Not only are Ollas simple, less expensive, and more reliable . . . they can cut water use 90% below surface irrigation, and 50% below drip irrigation!
Here is what David A. Bainbridge of the Dry Lands Research Institute at the University of California-Riverside had to say:
"Drip irrigation has helped increase water-use efficiency in gardens and farms, but drip systems are for the well-off. To work reliably, the drip emitters require regulated water pressure, pumps, electricity, automated controls, careful filtration, and regular maintenance. . . . I started off using drip systems in the desert but found that drip emitters were easily blocked with sediment and salt and that several insect species specialize in plugging the emitters. Worse yet, coyotes, rabbits, and other animals chewed on and destroyed my drip tubing even when it was dry and open water was available nearby."
He goes on to say, "In a study of repellents to discourage animals from eating my plants in the California desert, all the drip tubing was snipped off before the plants were touched. . . . These vulnerabilities frustrated me and often led to complete failure of drip systems in remote or less developed areas.
So . . . . Ollas may be more practical and robust, but how can they be so much (50%!) more efficient than drip?

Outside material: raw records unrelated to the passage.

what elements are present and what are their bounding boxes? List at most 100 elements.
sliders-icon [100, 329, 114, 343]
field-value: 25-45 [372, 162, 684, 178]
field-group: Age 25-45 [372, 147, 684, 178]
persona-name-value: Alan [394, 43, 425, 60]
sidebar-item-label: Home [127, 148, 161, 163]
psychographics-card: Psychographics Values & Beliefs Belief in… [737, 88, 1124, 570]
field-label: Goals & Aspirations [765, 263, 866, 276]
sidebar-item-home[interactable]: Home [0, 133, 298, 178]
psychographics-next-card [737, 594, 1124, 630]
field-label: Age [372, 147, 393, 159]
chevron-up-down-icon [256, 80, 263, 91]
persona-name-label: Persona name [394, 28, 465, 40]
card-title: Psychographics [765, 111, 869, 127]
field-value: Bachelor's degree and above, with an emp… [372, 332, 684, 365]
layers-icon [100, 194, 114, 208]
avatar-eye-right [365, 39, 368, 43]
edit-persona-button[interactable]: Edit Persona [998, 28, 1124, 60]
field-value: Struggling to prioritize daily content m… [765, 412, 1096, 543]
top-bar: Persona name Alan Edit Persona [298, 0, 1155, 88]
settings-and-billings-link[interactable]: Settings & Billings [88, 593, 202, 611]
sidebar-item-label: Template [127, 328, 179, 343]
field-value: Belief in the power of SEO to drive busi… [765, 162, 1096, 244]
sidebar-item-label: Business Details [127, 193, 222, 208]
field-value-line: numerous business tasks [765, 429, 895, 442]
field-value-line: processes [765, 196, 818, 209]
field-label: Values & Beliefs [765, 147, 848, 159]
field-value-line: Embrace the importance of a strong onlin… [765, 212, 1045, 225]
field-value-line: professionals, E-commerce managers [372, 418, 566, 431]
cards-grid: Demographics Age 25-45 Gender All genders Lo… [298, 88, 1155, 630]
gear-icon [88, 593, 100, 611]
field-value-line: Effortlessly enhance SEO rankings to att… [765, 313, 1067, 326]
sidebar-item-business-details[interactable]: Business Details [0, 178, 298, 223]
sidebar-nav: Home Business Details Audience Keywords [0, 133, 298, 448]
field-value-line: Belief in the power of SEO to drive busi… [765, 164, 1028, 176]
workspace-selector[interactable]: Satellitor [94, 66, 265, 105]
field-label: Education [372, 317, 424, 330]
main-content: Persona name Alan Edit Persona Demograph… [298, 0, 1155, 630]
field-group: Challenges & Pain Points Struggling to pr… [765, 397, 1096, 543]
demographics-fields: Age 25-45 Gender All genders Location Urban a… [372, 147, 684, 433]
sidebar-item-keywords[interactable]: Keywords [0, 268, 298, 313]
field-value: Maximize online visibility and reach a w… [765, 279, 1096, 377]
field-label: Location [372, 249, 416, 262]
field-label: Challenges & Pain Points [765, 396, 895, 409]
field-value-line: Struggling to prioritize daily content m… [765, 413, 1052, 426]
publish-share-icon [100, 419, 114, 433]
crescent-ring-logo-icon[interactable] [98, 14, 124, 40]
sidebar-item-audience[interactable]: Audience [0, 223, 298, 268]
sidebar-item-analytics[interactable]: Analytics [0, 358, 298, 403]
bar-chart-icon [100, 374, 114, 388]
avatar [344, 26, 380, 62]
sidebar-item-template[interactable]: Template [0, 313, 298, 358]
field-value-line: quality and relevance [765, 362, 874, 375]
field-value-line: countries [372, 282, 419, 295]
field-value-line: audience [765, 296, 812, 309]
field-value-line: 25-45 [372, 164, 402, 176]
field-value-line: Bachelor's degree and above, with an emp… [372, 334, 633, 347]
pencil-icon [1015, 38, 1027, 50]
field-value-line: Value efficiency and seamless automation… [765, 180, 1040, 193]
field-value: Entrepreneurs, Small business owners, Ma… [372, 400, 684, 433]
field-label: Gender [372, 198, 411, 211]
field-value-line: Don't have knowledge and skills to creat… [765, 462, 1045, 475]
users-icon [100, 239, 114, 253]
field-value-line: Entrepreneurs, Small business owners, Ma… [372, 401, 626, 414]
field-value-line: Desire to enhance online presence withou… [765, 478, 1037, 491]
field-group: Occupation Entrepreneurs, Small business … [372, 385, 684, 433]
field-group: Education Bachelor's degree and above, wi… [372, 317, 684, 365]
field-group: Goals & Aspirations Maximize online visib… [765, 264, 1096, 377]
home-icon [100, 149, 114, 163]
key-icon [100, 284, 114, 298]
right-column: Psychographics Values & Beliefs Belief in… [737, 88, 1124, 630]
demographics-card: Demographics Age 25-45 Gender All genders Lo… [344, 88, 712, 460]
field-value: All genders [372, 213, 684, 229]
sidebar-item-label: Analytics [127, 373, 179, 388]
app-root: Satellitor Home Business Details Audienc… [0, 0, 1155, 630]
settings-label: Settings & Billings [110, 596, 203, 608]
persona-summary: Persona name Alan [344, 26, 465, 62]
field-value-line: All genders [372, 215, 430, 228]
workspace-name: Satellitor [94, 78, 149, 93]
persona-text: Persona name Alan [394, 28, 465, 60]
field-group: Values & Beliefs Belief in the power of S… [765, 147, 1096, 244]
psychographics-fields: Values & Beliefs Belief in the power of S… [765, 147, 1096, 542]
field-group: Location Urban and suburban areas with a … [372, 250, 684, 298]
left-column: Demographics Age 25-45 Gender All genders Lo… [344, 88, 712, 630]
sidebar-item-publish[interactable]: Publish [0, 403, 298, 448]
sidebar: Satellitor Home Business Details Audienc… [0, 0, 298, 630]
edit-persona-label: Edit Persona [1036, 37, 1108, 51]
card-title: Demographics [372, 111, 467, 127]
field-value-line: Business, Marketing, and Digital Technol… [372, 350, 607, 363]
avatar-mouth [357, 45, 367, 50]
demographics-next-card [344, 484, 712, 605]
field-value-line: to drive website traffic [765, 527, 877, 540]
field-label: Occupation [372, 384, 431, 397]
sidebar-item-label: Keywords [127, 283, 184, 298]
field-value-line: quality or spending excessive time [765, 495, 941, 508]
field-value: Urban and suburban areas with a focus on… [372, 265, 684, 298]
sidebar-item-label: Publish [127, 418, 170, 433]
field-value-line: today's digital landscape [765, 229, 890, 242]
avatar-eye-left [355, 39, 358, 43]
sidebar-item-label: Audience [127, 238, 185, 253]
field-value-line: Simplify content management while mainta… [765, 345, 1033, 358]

It has to do with where the water goes. When you overhead water or water with drip systems, you are saturating entire areas of soil. Much of the water will never make it to plants' roots before it evaporates or runs off.
Ollas are different way of using water. Plants' roots seek out and will grow toward the Ollas. Strong root systems are encouraged as the roots go deep to gather around and under the Olla, eventually creating suction to pull water through the Olla's walls as needed, creating almost 100% water efficiency.
As David A Bainbridge says, "These simple, sturdy systems work well and add value. They can dramatically increase plant survival, improve plant growth, and increase crop yield under the most severe conditions. They reduce water demand and help develop more robust plants that better tolerate drought."
Give one a try . . . I think you are going to be amazed by these ancient, brilliant, simple pots!